Thornton admits that, in middle and high school, education took a back seat.
“I bought into those tremendous messages of inferiority that we received on a daily basis,” he said. “So, I just turned off to school.”
He sought refuge in drawing and painting.
“I just became lost in my artistic world and that’s probably the one thing that got me through because I could get it out of me and on to paper,” he said.
Then a no-nonsense English teacher saw his potential and encouraged him to go to college to study art. After getting a degree from Alabama State University Thornton became an art teacher. But state budget cuts left Thornton without a job.

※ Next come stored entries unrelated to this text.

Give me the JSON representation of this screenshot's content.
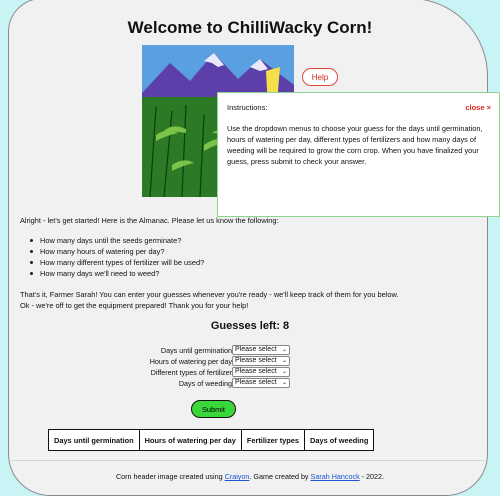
{
  "header": {
    "title": "Welcome to ChilliWacky Corn!"
  },
  "help_button": "Help",
  "instructions": {
    "title": "Instructions:",
    "close_label": "close ×",
    "body": "Use the dropdown menus to choose your guess for the days until germination, hours of watering per day, different types of fertilizers and how many days of weeding will be required to grow the corn crop. When you have finalized your guess, press submit to check your answer."
  },
  "intro": "Alright - let's get started! Here is the Almanac. Please let us know the following:",
  "questions": [
    "How many days until the seeds germinate?",
    "How many hours of watering per day?",
    "How many different types of fertilizer will be used?",
    "How many days we'll need to weed?"
  ],
  "outro_lines": [
    "That's it, Farmer Sarah! You can enter your guesses whenever you're ready - we'll keep track of them for you below.",
    "Ok - we're off to get the equipment prepared! Thank you for your help!"
  ],
  "guesses_left": "Guesses left: 8",
  "form": {
    "fields": [
      {
        "label": "Days until germination",
        "value": "Please select"
      },
      {
        "label": "Hours of watering per day",
        "value": "Please select"
      },
      {
        "label": "Different types of fertilizer",
        "value": "Please select"
      },
      {
        "label": "Days of weeding",
        "value": "Please select"
      }
    ],
    "submit_label": "Submit"
  },
  "table": {
    "headers": [
      "Days until germination",
      "Hours of watering per day",
      "Fertilizer types",
      "Days of weeding"
    ]
  },
  "footer": {
    "text1": "Corn header image created using ",
    "link1": "Craiyon",
    "text2": ". Game created by ",
    "link2": "Sarah Hancock",
    "text3": " - 2022."
  },
  "colors": {
    "page_bg": "#c9f4f6",
    "card_bg": "#f1f1f1",
    "submit_green": "#39d739",
    "close_red": "#d82b1c",
    "link_blue": "#1a55d6"
  },
  "icons": [
    "chevron-down-icon"
  ]
}
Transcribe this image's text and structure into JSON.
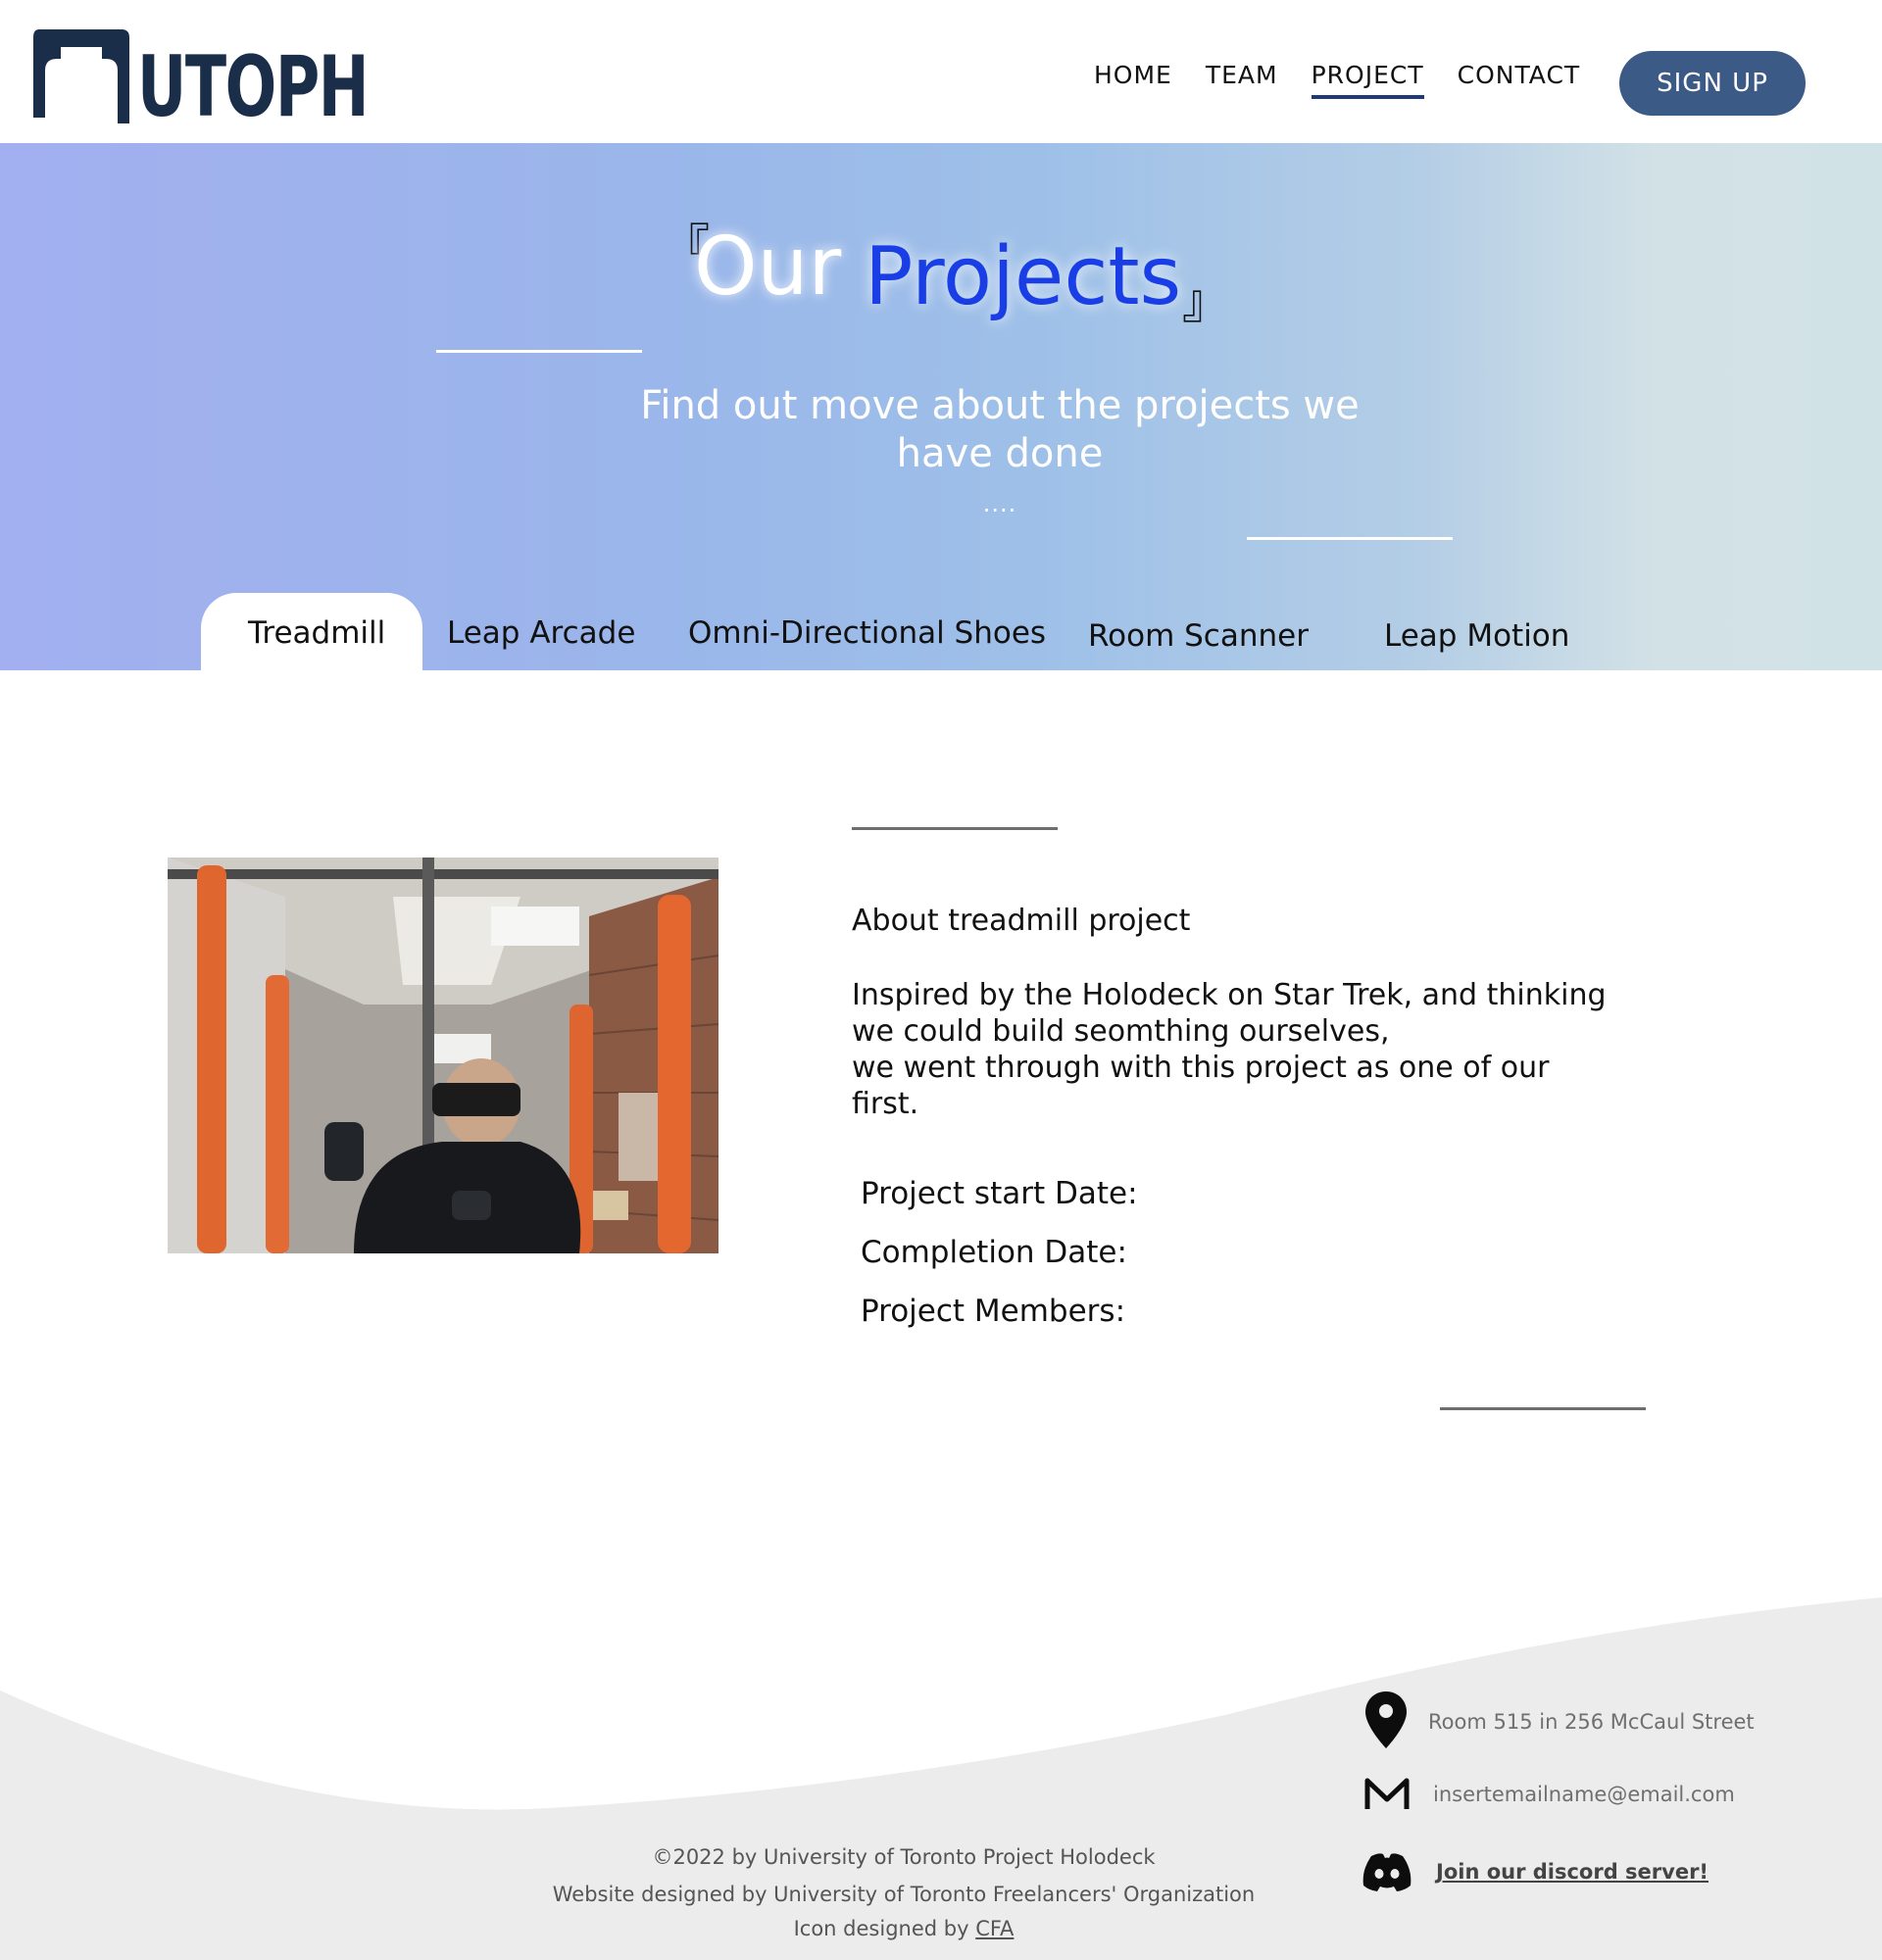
{
  "header": {
    "logo_text": "UTOPH",
    "nav": [
      {
        "label": "HOME"
      },
      {
        "label": "TEAM"
      },
      {
        "label": "PROJECT"
      },
      {
        "label": "CONTACT"
      }
    ],
    "signup_label": "SIGN UP",
    "active_nav": "PROJECT"
  },
  "hero": {
    "bracket_open": "『",
    "bracket_close": "』",
    "title_part1": "Our",
    "title_part2": "Projects",
    "subtitle": "Find out move about the projects we have done",
    "dots": "....",
    "title_color": "#1a3ee6"
  },
  "tabs": [
    {
      "label": "Treadmill",
      "active": true
    },
    {
      "label": "Leap Arcade"
    },
    {
      "label": "Omni-Directional Shoes"
    },
    {
      "label": "Room Scanner"
    },
    {
      "label": "Leap Motion"
    }
  ],
  "project": {
    "about_title": "About treadmill project",
    "about_lines": [
      "Inspired by the Holodeck on Star Trek, and thinking",
      "we could build seomthing ourselves,",
      "we went through with this project as one of our",
      "first."
    ],
    "start_date_label": "Project start Date:",
    "completion_date_label": "Completion Date:",
    "members_label": "Project Members:"
  },
  "footer": {
    "address": "Room 515 in 256 McCaul Street",
    "email": "insertemailname@email.com",
    "discord": "Join our discord server!",
    "copyright": "©2022 by University of Toronto Project Holodeck",
    "designed_by": "Website designed by University of Toronto Freelancers' Organization",
    "icon_credit_prefix": "Icon designed by",
    "icon_credit_link": "CFA"
  },
  "colors": {
    "brand_dark": "#1a2e4a",
    "signup_bg": "#3b5a85",
    "nav_underline": "#1e3a7a",
    "footer_bg": "#ececec"
  }
}
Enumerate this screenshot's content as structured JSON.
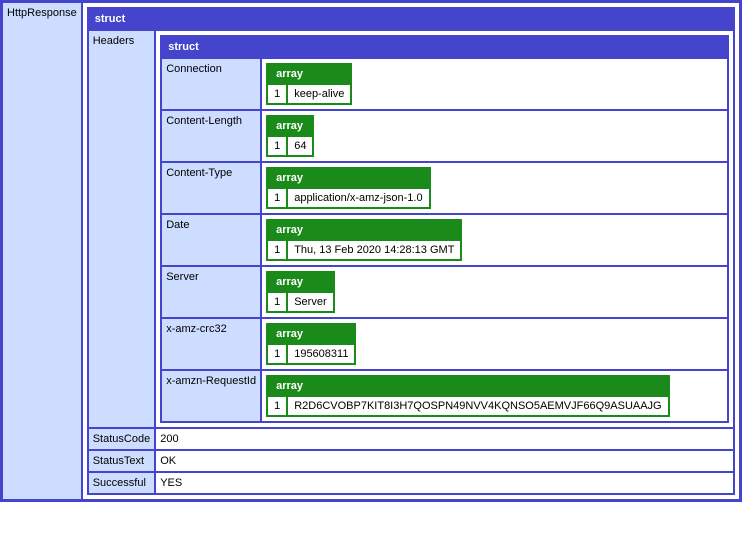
{
  "labels": {
    "struct": "struct",
    "array": "array",
    "httpResponse": "HttpResponse",
    "headers": "Headers",
    "statusCode": "StatusCode",
    "statusText": "StatusText",
    "successful": "Successful"
  },
  "response": {
    "statusCode": "200",
    "statusText": "OK",
    "successful": "YES",
    "headers": [
      {
        "name": "Connection",
        "index": "1",
        "value": "keep-alive"
      },
      {
        "name": "Content-Length",
        "index": "1",
        "value": "64"
      },
      {
        "name": "Content-Type",
        "index": "1",
        "value": "application/x-amz-json-1.0"
      },
      {
        "name": "Date",
        "index": "1",
        "value": "Thu, 13 Feb 2020 14:28:13 GMT"
      },
      {
        "name": "Server",
        "index": "1",
        "value": "Server"
      },
      {
        "name": "x-amz-crc32",
        "index": "1",
        "value": "195608311"
      },
      {
        "name": "x-amzn-RequestId",
        "index": "1",
        "value": "R2D6CVOBP7KIT8I3H7QOSPN49NVV4KQNSO5AEMVJF66Q9ASUAAJG"
      }
    ]
  }
}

He eventually got hired by Coca-Cola to paint signs, making just $5 an hour. Soon he was promoted to advertising manager. Later he was invited to take advantage of a partnership between Coca-Cola and McDonald’s and in 1992 opened a McDonald’s franchise in Birmingham. Eventually, Thornton found himself sitting on Coca-Cola’s board of directors.
“From $5 an hour to the boardroom,” Thornton said with a smile. “Working hard has all kinds of residual benefits but I would admonish anyone and everyone to never work for money, to never work for position. Those are byproducts of integrity, honesty.”
Thornton said that being first means, “having a deeper sense of appreciation for all of those who have gone on before you who made significant sacrifices, sometimes the ultimate sacrifice, for you to be the first.”
Thornton said he was also aware of the doors he was opening for those who would come after him.
“You understand well what you’re doing and the why of it all,” Thornton said. “You may have family members who can’t necessarily understand your drive, your passion because they don’t necessarily buy into the why. But, as Maya Angelou said, we are the hope of the slaves.”
Why Not Win?: Reflections on a 50-Year Journey from America’s Segregated South to America’s Boardrooms — and What It Can Teach Us All by Larry Thornton can be purchased online and in stores from retailers such as Amazon, Barnes & Noble, Books-A-Million and NewSouth Books.